Year two of the Ukraine war is going to get scaryThomas L Friedman (The New York Times) ($): “Putin, it’s now clear, has decided to double down, mobilising in recent months possibly as many as 500,000 fresh soldiers for a new push on the war’s first anniversary. Mass matters in war — even if that mass contains a large number of mercenaries, convicts and untrained conscripts. Putin is basically saying to Biden: I can’t afford to lose this war and I will pay any price and bear any burden to ensure that I come away with a slice of Ukraine that can justify my losses. How about you, Joe? How about your European friends? Are you ready to pay any price and bear any burden to uphold your ‘liberal order’?

“This is going to get scary. And because we have had nearly a generation without a Great Power war, a lot of people have forgotten what made this long era of Great Power peace possible. While I argued in my 1999 book The Lexus and the Olive Tree that the massive explosion of global commerce, trade and connectivity played a major role in this unusually peaceful era, I also argued that ‘the hidden hand of the market will never work without a hidden fist — McDonald’s cannot flourish without McDonnell Douglas, the builder of the F-15.’ Somebody needs to keep the order and enforce the rules.
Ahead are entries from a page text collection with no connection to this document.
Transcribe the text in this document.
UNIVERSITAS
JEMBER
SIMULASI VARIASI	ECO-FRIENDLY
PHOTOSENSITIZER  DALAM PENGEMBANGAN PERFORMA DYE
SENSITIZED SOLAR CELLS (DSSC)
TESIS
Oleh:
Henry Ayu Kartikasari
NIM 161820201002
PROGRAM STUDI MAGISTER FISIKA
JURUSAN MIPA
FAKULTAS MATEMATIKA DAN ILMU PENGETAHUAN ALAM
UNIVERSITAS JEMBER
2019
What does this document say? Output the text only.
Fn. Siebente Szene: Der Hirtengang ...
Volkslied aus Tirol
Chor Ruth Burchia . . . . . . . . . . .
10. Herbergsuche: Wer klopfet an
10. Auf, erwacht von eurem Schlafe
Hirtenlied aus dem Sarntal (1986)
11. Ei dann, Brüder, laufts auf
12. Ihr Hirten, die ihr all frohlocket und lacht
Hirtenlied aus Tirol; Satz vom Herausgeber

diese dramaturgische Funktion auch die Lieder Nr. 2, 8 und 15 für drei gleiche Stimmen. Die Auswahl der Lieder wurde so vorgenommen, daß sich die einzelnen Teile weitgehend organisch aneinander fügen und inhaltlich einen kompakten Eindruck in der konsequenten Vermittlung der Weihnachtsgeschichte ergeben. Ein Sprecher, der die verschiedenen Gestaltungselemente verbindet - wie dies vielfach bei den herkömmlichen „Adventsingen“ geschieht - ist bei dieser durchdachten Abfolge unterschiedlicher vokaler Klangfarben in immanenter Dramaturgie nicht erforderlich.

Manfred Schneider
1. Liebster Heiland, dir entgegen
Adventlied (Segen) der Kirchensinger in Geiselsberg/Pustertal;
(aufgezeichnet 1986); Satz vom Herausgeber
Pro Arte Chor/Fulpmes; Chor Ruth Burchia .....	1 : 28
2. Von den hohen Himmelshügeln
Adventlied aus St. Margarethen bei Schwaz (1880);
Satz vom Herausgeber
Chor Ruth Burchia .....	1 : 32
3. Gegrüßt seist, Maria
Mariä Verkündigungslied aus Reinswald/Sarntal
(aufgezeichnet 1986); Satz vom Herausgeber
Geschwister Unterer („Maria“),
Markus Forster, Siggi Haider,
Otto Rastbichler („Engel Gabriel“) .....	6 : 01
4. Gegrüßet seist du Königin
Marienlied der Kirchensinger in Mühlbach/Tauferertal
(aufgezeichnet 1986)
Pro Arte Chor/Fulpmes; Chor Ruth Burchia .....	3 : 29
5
That has been the United States, and I believe that role is going to be tested now more than any time since the Cuban missile crisis in 1962. Are we still up for it?”

HOLD THE FRONT PAGE

The Latest Headlines

WHAT’S ON TODAY

Kulin Nation Country (also known as Melbourne)

  • Esmerelda Bamblett, also known as Aunty Esme, Iwicomms’ David Jones, and Member of the First Peoples’ Assembly of Victoria representing the Metropolitan Region Carolyn Briggs will speak about a treaty for Victoria at Monash University Clayton campus.

Yuggera Country (also known as Brisbane)

  • Author Joanna Jenkins will talk about her new book, How to Kill a Client, at Avid Reader bookshop.